As regras do jogo

Correio da Cidadania

WPO | ART | CCD | As regras do jogo, n. 286, 09 mar. 2002.

 

 

Não deixa de ser fascinante como o poder de Estado põe e dispõe sobre as regras políticas, de acordo com seus interesses maiores. É evidente que a verticalização das coligações já era lei desde antes das eleições de 1998. Porém, se naquele momento o STE fosse provocado a pronunciar-se a respeito, é muito provável que a votação fosse completamente diferente da atual. O casuísmo, tanto em 1998, quanto agora, não se refere a nenhum plano maquiavélico, embora estes também existam. Refere-se à própria análise que os homens do cume do poder, seja no Executivo, Legislativo ou Judiciário, fazem do quadro político e de como respondem aos desafios que os constrangem a manter a ordem estabelecida.

A decisão do TSE para a aplicação da lei aconteceu num momento em que as forças dominantes no Executivo e no Legislativo se digladiavam para determinar qual delas deve manter a hegemonia no poder. O incrível é que não se trata de uma luta programática. PSDB, PFL, PMDB, PPB, PTB possuem o mesmo núcleo programático nos campos econômico, social, cultural e político. Todos eles estão dispostos a levar adiante o processo de privatização e alienação da economia brasileira. Todos sabem das conseqüências sociais desse processo e só divergem em torno da escala das políticas compensatórias que devem ser implementadas. Todos concordam que cultura é mercadoria e que deve prevalecer aquela que tenha mais força no mercado. E todos estão de acordo que a democracia é válida enquanto puderem manter o poder.

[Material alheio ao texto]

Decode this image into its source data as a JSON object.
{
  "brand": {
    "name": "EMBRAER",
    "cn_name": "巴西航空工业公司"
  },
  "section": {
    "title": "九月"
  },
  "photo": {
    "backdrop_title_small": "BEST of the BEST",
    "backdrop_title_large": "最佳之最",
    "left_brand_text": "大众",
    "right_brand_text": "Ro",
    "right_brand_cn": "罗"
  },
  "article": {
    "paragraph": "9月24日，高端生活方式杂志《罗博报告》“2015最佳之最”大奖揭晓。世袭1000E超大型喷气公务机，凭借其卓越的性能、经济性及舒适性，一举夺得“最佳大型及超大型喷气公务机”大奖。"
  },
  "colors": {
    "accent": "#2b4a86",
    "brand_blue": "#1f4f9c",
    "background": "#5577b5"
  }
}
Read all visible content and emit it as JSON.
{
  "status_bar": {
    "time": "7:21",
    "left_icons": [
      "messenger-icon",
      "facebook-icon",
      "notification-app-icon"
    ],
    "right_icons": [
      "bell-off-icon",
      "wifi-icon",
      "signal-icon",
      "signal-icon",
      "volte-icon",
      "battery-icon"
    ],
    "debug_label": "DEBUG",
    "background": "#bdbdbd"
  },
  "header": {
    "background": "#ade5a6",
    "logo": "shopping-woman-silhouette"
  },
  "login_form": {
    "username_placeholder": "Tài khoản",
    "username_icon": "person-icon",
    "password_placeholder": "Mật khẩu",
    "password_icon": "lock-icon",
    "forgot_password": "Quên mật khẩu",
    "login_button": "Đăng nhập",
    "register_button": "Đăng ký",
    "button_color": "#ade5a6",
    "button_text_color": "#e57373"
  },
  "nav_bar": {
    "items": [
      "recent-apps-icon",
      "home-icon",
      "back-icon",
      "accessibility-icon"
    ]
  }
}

Apesar disso, a disputa entre eles e dentro de cada um torna-se a cada dia mais acirrada. A tal ponto que a governadora Roseana Sarney se sentiu diretamente atingida pela decisão do TSE, acusando o golpe como armação tucana. E que a ação da Polícia Federal, cumprindo uma ordem judicial, foi tomada como um ataque à liturgia de domínio da família Sarney sobre o Maranhão, levando o PFL a ameaçar seu desembarque do governo e produzindo uma crise de governabilidade. Assim, como diria o saudoso Barão de Itararé, há muito mais coisas do que aviões de carreira no céu programático das elites brasileiras. O aumento da participação das corporações multinacionais na economia do país reduziu a parcela de riqueza que cabia àquelas elites, transformando a luta de vida e morte pelo vil metal num espetáculo de disputa medieval em torno da honra e do poder.

É provável que os ministros do STE que votaram a favor da aplicação imediata da lei tenham querido forçar a união nacional e regional entre as forças que compunham a aliança que garantiu oito anos de governo a FHC. Esta seria a forma mais viável de promover a continuidade. Mesmo porque havia uma certa garantia de que a esquerda continuaria desunida, já que a coligação PPS-PDT, em torno de Ciro Gomes, dificilmente seria atingida com a obrigação de repetir-se em todos os estados. E Garotinho, com o esquema financeiro que o suporta, dificilmente concordaria em retirar sua candidatura para possibilitar a reaproximação entre o PSB e o PT.

No entanto, quando estão em jogo os interesses que norteiam com mais força as elites e seus partidos, é provável que o remédio tentado pela intelectualidade do TSE funcione ao contrário. É até provável que o governo FHC não rache formalmente ainda desta vez. Mas as fendas abertas já não podem ser soldadas e qualquer acordo será apenas para manter as aparências. Resta ver se a esquerda vai entender o que está se passando e se reciclar com vistas às novas condições que lhe são oferecidas.

Wladimir Pomar é escritor e analista político.